いろんな番組を聞いてみたなかで今、一番気に入っているのは、『アフター6ジャンクション』の"週刊映画時評ムービーウォッチメン"です。これは毎週聞いています。

ライムスター宇多丸さんの滑舌がよく、声のトーンがクリアなので作業をしながら雑音の中で聴いていても耳のストレスが少ないところが好きです。

それに内容が過密過ぎずちょうど良い。かといって聴いていて虚しくなるような中身の薄さでもありません。適度な面白さがありつつもバランスの良い気軽なトークで、聞き流しやすさが丁度良いのです。

宇多丸さんが毎回どう映画を褒めるのかも興味深い点です。宇多丸さんとは映画の好みが全く合わないようで、わたしには全然面白くなかった作品でも、宇多丸さんの手に掛かると、アッと驚く視点から作品を褒めてくれるのです。

あんまりにも何でもかんでも褒める人は、批判能力に欠けているか、自分の感性に自信がない、もしくは度胸に欠けてるようで馬鹿馬鹿しく感じてしまってあまり好きではないのですが、宇多丸さんの褒めに徹した姿勢は、ここでこう褒めるのか!というお家芸のようで、天晴れ。毎回、この作品はどう褒めるだろうか、と期待して聞いています。
辛口で斬ったりボロボロに貶すことはないので、誰でも安心して聴ける番組かと思います。

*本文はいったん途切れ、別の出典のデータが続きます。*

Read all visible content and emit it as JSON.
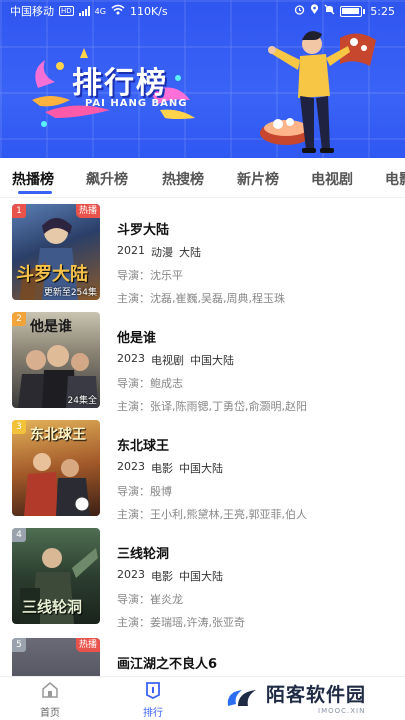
{
  "status_bar": {
    "carrier": "中国移动",
    "network_badge": "HD",
    "network": "4G",
    "speed": "110K/s",
    "time": "5:25"
  },
  "banner": {
    "title": "排行榜",
    "subtitle": "PAI HANG BANG"
  },
  "tabs": [
    {
      "label": "热播榜",
      "active": true
    },
    {
      "label": "飙升榜",
      "active": false
    },
    {
      "label": "热搜榜",
      "active": false
    },
    {
      "label": "新片榜",
      "active": false
    },
    {
      "label": "电视剧",
      "active": false
    },
    {
      "label": "电影",
      "active": false
    }
  ],
  "items": [
    {
      "rank": "1",
      "badge": "热播",
      "episode": "更新至254集",
      "art_title": "斗罗大陆",
      "title": "斗罗大陆",
      "year": "2021",
      "type": "动漫",
      "region": "大陆",
      "director_label": "导演：",
      "director": "沈乐平",
      "cast_label": "主演：",
      "cast": "沈磊,崔巍,吴磊,周典,程玉珠"
    },
    {
      "rank": "2",
      "badge": "",
      "episode": "24集全",
      "art_title": "他是谁",
      "title": "他是谁",
      "year": "2023",
      "type": "电视剧",
      "region": "中国大陆",
      "director_label": "导演：",
      "director": "鲍成志",
      "cast_label": "主演：",
      "cast": "张译,陈雨锶,丁勇岱,俞灏明,赵阳"
    },
    {
      "rank": "3",
      "badge": "",
      "episode": "",
      "art_title": "东北球王",
      "title": "东北球王",
      "year": "2023",
      "type": "电影",
      "region": "中国大陆",
      "director_label": "导演：",
      "director": "殷博",
      "cast_label": "主演：",
      "cast": "王小利,熊黛林,王亮,郭亚菲,伯人"
    },
    {
      "rank": "4",
      "badge": "",
      "episode": "",
      "art_title": "三线轮洞",
      "title": "三线轮洞",
      "year": "2023",
      "type": "电影",
      "region": "中国大陆",
      "director_label": "导演：",
      "director": "崔炎龙",
      "cast_label": "主演：",
      "cast": "姜瑞瑶,许涛,张亚奇"
    },
    {
      "rank": "5",
      "badge": "热播",
      "episode": "",
      "art_title": "",
      "title": "画江湖之不良人6",
      "year": "",
      "type": "",
      "region": "",
      "director_label": "",
      "director": "",
      "cast_label": "",
      "cast": ""
    }
  ],
  "bottom_nav": [
    {
      "label": "首页",
      "icon": "home-icon",
      "active": false
    },
    {
      "label": "排行",
      "icon": "ranking-icon",
      "active": true
    }
  ],
  "watermark": {
    "text": "陌客软件园",
    "url": "IMOOC.XIN"
  },
  "colors": {
    "accent": "#3a63f6",
    "badge": "#e8534b"
  }
}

しばらくの間、アフター6ジャンクションの中でも、ムービーウォッチメンのコーナーだけを聴いていたのですが、ランダムに流しているうちに、さらに面白いコーナーを見つけました。


それが"ブック・ライフ・トーク"。

ゲストの読書遍歴や本にまつわるこだわりを伺ったり、記憶に残る1番古い本を尋ねたり、はたまた言うのが恥ずかしいまだ読んでいない名著は?など、本について語り合う企画です。

本の話を聞くだけでも面白いし、ゲストも大変豪華。たとえば、

前回のゲストは翻訳家の岸本佐知子さん!

たまたまシャッフルで流れてきた岸本さんの回がめっぽう面白くて、料理の手が止まりました。

聞いたこともないような知らない本がたくさん紹介されていて、どの本も面白そうです。メモするために何度も止めて戻して書きとめていたので作業がはかどりません。なんと魅力的な本のセレクションでしょう!

岸本さんのことは翻訳されている作品を読んで名前を知っていたのですが、トークが軽妙かつ洒脱で、俄然、岸本さん本人に興味が湧いてきます。番組で語られる、翻訳家になった経緯も励まされるような良い話でした。


岸本さんの回を2回聴いたあと、バックナンバーを調べると、翻訳家の柴田元幸さんも登場しているではありませんか!柔らかな口調でいてピリッと辛味の効いた柴田さんのトークも、読書歴も、一聴の価値あり。
バックナンバーをさかのぼって、いとうせいこうさん、みうらじゅんさん、朝井リョウさん、と個性的な面々のブックトークを巡っています。読書の話は刺激的で、聞き出すととまりません。

面白すぎるポッドキャストは、メモをする度に手が止まって作業が捗りません。ですが読みたい本リストが充実していくのを眺めていると、ムフフとひとり微笑んで、満ち満ちた気持ちになります。

耳を賑わせて作業を捗らせるつもりが、両手が止まって本末転倒ですが、読書の楽しみに心も賑わって、ホクホクするのもまた良しとしましょう。